Composition
Des
oiseaux se battent, ou bien s’ébattent. Incohérente bataille nuptiale.
Un papillon s’éteint sur le goudron, à côté d’une cuillère tordue
gorgée de terre sèche. La lune luisante domine une dune de verdure, et
le ciel se dégrade, se fond dans la tourelle moyenâgeuse surmontée de
métal rouillé. Un sac plastique gît là, négligemment éventré. Déversoir
de petits pains ou fleurissent les fourmis. Les rangs d’ouvrières
viennent se faner sur les mots, toujours les mêmes. Encore là,
dégoulinants depuis ma tendre enfance. Animal = vie, viande = mort. Je
sais. Je sais la métaphore. Et tout cela prend forme. La nuit se
compose. Les éléments concordent l’espace de l’instant. Et la pression
devient souffle. Où et quand il prendra fin. Eventer les éventualités.
Potentiel nihil.
(murmuré) Tu sens
le renfermé mec.
Sensible
à l’indicible ? Réceptif ou déconnecté ? Peu importe,
me voilà à la
gare. Passerelle vers le possible. Départ, alternative ou fin. Fais ton
choix camarade. Les arbustes aux lueurs incertaines se stabilisent à
mon passage… leur halo faiblard se révèle éblouissant. Alléluia.
L’alignement mathématique titille ma rétine. Et au dessus des voies
éternelles susurrent les voix. Ca aussi, ce n’est que du vent. Et le
souffle d’air vicié, insupportable, se meut en moi jusqu’à devenir
crachat. Tourne et virevolte avant de platement s’écraser sur le quai.

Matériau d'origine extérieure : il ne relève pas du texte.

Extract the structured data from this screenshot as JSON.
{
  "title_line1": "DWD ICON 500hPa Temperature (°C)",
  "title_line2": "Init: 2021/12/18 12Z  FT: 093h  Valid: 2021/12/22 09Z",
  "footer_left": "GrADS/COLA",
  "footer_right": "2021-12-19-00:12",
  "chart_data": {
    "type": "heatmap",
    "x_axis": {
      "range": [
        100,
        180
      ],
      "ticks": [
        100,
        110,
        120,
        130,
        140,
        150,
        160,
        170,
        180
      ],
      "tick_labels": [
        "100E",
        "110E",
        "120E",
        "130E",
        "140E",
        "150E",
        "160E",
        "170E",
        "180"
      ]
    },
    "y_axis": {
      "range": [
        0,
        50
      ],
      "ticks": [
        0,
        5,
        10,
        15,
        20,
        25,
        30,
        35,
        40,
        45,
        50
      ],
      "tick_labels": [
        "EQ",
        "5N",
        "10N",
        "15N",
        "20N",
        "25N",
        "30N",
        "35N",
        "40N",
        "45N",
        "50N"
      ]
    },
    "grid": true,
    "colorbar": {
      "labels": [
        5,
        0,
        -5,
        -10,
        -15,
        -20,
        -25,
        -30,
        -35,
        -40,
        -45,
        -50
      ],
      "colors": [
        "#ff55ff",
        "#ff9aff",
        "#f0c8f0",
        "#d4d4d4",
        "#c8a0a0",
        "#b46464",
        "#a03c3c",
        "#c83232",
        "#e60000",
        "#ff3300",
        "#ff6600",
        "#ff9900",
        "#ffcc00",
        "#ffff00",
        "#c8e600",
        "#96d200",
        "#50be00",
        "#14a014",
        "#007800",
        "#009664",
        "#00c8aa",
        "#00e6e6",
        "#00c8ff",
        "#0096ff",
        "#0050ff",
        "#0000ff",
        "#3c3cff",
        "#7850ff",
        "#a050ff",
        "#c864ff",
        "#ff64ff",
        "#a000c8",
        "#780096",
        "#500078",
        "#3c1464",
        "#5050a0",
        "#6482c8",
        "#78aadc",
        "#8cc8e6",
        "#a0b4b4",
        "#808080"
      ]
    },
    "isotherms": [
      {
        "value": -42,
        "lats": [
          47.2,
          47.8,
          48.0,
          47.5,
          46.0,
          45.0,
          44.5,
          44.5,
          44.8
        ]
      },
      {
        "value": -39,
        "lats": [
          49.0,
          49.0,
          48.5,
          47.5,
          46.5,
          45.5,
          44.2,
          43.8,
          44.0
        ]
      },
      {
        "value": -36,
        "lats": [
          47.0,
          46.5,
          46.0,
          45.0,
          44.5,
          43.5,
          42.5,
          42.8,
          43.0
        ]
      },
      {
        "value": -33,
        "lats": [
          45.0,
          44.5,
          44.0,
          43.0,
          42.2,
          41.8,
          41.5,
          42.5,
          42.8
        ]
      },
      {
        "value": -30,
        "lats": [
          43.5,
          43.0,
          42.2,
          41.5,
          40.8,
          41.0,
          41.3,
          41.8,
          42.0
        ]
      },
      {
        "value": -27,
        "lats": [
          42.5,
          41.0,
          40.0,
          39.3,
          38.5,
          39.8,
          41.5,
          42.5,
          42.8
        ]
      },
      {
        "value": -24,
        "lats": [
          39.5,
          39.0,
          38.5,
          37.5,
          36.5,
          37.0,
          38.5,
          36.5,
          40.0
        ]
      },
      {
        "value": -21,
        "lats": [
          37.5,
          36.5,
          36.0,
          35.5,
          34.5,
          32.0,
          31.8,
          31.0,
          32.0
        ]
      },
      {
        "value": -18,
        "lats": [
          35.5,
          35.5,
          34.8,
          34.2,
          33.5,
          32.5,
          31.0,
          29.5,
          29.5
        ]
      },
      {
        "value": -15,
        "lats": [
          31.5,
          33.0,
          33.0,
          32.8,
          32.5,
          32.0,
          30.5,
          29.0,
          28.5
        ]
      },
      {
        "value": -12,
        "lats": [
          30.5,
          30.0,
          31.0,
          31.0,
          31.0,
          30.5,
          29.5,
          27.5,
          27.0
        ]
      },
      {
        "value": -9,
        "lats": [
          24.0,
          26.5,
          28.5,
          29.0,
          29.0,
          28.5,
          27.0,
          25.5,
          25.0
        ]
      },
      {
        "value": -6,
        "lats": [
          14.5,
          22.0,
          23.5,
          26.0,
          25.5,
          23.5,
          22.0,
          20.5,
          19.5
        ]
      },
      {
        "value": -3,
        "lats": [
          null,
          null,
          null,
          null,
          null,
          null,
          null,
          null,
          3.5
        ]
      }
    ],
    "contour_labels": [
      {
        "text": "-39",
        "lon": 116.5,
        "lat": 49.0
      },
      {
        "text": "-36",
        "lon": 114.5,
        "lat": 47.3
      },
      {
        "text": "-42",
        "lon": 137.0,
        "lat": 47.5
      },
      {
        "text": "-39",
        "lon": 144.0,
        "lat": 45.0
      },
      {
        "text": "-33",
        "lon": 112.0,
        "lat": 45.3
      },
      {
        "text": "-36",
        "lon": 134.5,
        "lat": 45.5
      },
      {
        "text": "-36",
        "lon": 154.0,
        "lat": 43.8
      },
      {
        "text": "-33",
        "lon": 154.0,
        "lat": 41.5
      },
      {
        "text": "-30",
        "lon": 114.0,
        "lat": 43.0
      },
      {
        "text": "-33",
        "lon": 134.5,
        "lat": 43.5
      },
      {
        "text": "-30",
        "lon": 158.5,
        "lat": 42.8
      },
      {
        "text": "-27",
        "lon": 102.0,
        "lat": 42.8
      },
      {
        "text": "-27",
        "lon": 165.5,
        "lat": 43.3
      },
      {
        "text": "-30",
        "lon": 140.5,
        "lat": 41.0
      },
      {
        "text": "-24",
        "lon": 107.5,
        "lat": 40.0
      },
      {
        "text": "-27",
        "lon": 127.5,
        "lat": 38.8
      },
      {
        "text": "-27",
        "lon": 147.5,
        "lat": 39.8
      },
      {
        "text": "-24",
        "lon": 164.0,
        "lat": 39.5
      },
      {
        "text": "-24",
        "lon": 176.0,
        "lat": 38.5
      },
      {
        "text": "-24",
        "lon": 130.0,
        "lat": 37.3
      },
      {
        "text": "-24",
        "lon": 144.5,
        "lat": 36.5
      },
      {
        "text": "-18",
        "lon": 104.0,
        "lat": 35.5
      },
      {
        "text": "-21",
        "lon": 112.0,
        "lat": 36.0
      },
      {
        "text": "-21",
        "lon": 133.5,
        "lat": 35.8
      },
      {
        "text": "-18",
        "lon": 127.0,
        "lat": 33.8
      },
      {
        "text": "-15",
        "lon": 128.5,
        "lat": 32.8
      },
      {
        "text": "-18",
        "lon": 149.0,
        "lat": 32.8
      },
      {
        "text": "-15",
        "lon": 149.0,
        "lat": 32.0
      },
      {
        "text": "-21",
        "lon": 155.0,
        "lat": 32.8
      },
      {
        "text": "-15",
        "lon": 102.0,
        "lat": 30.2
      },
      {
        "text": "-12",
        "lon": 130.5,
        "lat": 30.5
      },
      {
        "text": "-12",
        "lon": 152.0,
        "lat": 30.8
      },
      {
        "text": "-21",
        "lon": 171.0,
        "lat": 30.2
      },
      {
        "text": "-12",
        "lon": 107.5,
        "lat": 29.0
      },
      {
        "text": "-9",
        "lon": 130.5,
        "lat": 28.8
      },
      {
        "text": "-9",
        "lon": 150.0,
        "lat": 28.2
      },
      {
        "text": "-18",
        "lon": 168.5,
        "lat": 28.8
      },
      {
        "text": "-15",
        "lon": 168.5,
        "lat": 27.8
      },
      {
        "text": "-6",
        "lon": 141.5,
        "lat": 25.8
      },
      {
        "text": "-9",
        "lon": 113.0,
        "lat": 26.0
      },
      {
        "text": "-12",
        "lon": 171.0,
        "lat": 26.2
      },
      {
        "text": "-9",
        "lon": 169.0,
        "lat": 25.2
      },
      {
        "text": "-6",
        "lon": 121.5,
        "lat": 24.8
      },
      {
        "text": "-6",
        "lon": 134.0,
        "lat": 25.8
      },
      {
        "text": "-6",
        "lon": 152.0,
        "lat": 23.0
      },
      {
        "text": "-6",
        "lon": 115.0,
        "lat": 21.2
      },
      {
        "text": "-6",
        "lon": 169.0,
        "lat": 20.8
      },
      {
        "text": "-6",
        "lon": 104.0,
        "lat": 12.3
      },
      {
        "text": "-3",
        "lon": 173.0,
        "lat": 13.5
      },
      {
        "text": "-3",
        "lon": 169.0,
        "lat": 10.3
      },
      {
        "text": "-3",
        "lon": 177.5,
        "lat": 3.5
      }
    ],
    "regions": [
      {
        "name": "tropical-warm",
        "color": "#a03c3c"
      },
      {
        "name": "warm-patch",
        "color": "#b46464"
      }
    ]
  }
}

Puis mes pas me guident devant une inscription à la craie. Même imprimé
sur le bitume, ça n’en est pas moins du vent, ça aussi. Trois filles de
joie au sourire triste serpentent entre les ailerons cartonnés.
Prédatristes.
[…]
Choc de
sphères rouges et jaunes. Naissance d’une tumeur orange. Puis l’abcès
noircit, et s’en va crever dans un coin. Englouti.
[…]
Une
autre tumeur orange. Un feu de signalisation. Putain, qu’est ce que je
fous ? Ou je suis ? Et qui suis-je (pendant qu’on y
est) ?
(chuchoté)
Evitez la batterie de questions, c’est le secret de toute bonne
problématique…
Ta gueule,
mais ta gueule !
Peu
à peu les lieux recouvrent leur familiarité, mais l’identité demeure
floue. J’évite la difficulté, dissimulé derrière un nom. Succession de
phonèmes qui sonne creux. Qui
suis-je ? Vincent. (agrémenté d’un rire sarcastique)
[…]
Il
est 01h30. Assis sous un abribus, j’essaie de comprendre les choses que
j’ai écrites. Là réside toute la différence entre un illuminé et un
allumé. Amen. Mièvres et sinistres, des mots vides. Des propos
d’ivrogne à jeun. Les gens en voiture se fichent de moi, sans doute
parce qu’aucun bus ne daignera plus me ramener. Une voiture ralentit et
on me lance un (du
ton qui précède le cassage de gueule) Pour qui tu te
prends ?
Visiblement
la réponse importait peu puisque le conducteur m’a planté sur ces cinq
mots. Et pourtant, derrière la gratuité agressive, une vraie question,
de quoi se prendre la tête toute la nuit. Super, vraiment. J’aurais
préféré qu’on vomisse sur mes chaussures. Je suis un parfait inconnu,
un étranger aux autres comme à moi-même. Quand on n’est pas, est-il
possible de se prendre pour .. ? La
question est restée entière, et la soirée a basculé de la composition à
la décomposition… Sans réponse. Pourriture va.